Thursday, October 22, 2020

Pitón


Ele chegou pé na porta, corpo inteiro, saiu entrando. 

Ele me olhou olho pequeno, boca grande, quente, cheia de monte. 

Ele veio corpo elástico, firme, flexível, me entrelaçando surucucu, aperto de jiboia, abraço largo de pitón. 

Ele invade. 

Ele encara lá no fundo o que não deve ser visto, o que escondo, o que guardo. 

Eu puxo ar, lá vem mergulho, haja fôlego. 

Ele tem sede, quer cada gota até o talo. 

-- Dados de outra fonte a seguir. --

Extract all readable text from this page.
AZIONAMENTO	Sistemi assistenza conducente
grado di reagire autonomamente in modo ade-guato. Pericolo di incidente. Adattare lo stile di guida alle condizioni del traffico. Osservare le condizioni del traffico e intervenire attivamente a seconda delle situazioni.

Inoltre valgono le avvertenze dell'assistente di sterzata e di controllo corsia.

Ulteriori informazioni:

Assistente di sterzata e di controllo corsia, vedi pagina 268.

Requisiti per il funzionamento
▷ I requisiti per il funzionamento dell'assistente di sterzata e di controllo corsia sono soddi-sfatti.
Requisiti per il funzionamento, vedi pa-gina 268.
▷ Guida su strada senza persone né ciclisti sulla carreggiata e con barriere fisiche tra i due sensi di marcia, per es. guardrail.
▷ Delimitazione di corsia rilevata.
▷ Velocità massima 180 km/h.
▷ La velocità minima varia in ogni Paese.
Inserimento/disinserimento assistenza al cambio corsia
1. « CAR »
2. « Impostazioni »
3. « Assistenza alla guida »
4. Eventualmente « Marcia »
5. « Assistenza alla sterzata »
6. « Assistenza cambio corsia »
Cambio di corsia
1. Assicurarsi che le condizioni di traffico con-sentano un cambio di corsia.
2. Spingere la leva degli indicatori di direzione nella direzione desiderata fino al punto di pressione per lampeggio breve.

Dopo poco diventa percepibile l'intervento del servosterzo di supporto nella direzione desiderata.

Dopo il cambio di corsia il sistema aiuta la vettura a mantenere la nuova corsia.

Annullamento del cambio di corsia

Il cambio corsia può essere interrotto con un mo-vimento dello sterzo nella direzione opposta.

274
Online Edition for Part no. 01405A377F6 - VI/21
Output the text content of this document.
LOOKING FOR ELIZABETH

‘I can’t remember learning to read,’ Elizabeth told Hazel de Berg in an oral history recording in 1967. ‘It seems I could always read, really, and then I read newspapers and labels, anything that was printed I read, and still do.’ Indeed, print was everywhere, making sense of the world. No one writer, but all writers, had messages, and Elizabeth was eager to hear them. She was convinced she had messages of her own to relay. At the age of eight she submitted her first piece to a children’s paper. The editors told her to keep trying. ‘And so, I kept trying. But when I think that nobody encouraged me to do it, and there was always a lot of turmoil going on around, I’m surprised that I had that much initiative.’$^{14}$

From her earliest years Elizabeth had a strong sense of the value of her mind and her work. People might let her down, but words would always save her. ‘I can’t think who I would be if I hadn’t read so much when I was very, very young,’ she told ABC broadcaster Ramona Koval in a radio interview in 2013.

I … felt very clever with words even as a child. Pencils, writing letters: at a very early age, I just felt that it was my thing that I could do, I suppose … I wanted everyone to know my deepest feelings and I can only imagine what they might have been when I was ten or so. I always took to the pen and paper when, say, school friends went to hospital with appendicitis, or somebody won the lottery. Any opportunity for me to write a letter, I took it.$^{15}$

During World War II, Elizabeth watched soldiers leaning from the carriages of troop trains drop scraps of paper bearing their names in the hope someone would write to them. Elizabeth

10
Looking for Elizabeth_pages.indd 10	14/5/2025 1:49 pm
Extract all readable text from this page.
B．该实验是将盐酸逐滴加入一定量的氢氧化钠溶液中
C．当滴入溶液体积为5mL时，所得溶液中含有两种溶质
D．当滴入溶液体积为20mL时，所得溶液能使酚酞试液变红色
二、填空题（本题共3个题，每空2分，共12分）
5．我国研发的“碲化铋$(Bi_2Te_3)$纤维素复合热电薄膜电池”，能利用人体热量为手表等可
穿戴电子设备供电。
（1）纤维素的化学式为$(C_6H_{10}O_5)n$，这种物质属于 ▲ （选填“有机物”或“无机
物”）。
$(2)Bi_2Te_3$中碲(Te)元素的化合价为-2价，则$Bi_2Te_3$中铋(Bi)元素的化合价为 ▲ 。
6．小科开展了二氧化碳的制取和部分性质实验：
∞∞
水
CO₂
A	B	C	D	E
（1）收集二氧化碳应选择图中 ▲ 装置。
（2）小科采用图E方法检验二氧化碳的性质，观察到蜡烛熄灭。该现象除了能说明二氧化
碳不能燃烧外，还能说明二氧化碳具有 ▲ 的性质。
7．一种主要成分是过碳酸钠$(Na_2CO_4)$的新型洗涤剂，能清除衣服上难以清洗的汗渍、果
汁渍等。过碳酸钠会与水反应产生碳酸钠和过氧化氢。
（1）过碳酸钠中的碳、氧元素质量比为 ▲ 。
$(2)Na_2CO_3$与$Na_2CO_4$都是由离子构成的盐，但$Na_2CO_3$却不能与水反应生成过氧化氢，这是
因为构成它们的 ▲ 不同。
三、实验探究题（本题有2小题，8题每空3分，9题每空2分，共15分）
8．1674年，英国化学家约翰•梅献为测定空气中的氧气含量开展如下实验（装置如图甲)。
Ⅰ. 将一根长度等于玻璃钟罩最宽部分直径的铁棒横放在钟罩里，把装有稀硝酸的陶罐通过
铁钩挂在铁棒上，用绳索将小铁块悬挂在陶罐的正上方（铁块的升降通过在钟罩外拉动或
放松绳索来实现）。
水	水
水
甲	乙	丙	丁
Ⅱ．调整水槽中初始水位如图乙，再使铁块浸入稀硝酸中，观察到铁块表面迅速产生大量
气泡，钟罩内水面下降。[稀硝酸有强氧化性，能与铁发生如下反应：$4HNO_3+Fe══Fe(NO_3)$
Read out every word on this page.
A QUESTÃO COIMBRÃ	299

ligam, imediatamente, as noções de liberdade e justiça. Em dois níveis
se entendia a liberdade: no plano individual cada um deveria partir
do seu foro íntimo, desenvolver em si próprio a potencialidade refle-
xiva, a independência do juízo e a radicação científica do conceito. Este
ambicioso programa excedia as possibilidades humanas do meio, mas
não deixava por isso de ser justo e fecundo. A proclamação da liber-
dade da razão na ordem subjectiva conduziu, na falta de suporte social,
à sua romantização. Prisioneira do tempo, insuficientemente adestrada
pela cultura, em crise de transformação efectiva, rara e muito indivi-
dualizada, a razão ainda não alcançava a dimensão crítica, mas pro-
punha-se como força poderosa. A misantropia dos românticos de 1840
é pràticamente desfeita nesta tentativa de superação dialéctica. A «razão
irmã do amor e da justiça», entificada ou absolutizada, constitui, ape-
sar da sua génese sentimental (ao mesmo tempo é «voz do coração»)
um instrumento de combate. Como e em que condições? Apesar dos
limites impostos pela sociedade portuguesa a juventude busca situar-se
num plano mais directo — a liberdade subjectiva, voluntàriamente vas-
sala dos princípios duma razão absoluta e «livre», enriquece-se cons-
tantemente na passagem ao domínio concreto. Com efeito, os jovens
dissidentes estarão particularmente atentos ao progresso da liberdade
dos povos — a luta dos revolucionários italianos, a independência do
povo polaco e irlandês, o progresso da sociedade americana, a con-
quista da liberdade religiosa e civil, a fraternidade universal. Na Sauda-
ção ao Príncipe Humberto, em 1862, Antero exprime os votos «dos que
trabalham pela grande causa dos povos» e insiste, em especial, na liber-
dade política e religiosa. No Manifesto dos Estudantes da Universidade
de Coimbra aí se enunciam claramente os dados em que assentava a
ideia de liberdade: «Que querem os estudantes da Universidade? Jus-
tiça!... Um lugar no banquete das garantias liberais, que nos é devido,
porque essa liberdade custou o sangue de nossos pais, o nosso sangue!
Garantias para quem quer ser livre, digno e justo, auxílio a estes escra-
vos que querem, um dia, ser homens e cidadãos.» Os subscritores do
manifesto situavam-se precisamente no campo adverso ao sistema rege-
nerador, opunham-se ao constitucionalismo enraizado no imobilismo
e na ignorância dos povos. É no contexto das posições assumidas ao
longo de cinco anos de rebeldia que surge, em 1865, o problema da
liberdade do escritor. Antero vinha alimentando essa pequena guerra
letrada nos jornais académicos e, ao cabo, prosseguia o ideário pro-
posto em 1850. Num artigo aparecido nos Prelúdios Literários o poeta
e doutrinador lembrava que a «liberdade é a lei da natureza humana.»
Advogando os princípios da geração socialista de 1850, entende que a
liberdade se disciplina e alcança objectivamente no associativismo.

Ele tem pés firmes, harmônicos e bem menos quebrados pelo tempo do que os meus, pés inteiros de quem tropeçou sem se perder muito se perdendo tanto e ainda assim os mantendo intactos, eu perdi meus pés tantas vezes, os quebrei ao meio, rasguei em cacos, massacrei com pedra pontiaguda e areia movediça. 

Ele olha lá dentro e sorri firme como quem sabe olhar e eu ainda tento guardar o último suspiro que resiste à força do que atravessa portal para dimensão outra se não todas pelas que já passei. 

Ele é novo em tudo e antigo no todo e eu resisto sem nenhuma chance. Ele sorri. 

Ele anda rápido pela casa, ágil, se materializa em cantos paralelos ao mesmo tempo, faz mil coisas simultâneas, ele é muitos. 

E é tímido também, ri baixo só um ou dois “has” e deixa o sorriso sair de canto de boca, olha para o lado, fala calmo algo pequeno, quase monossilábico, parece quieto, até que o olho brilha e a boca move rápido em mil histórias mirabolantes com pitadas de sarcasmo e orgulho da própria loucura. Ele se anima quando se expressa, ele brilha. 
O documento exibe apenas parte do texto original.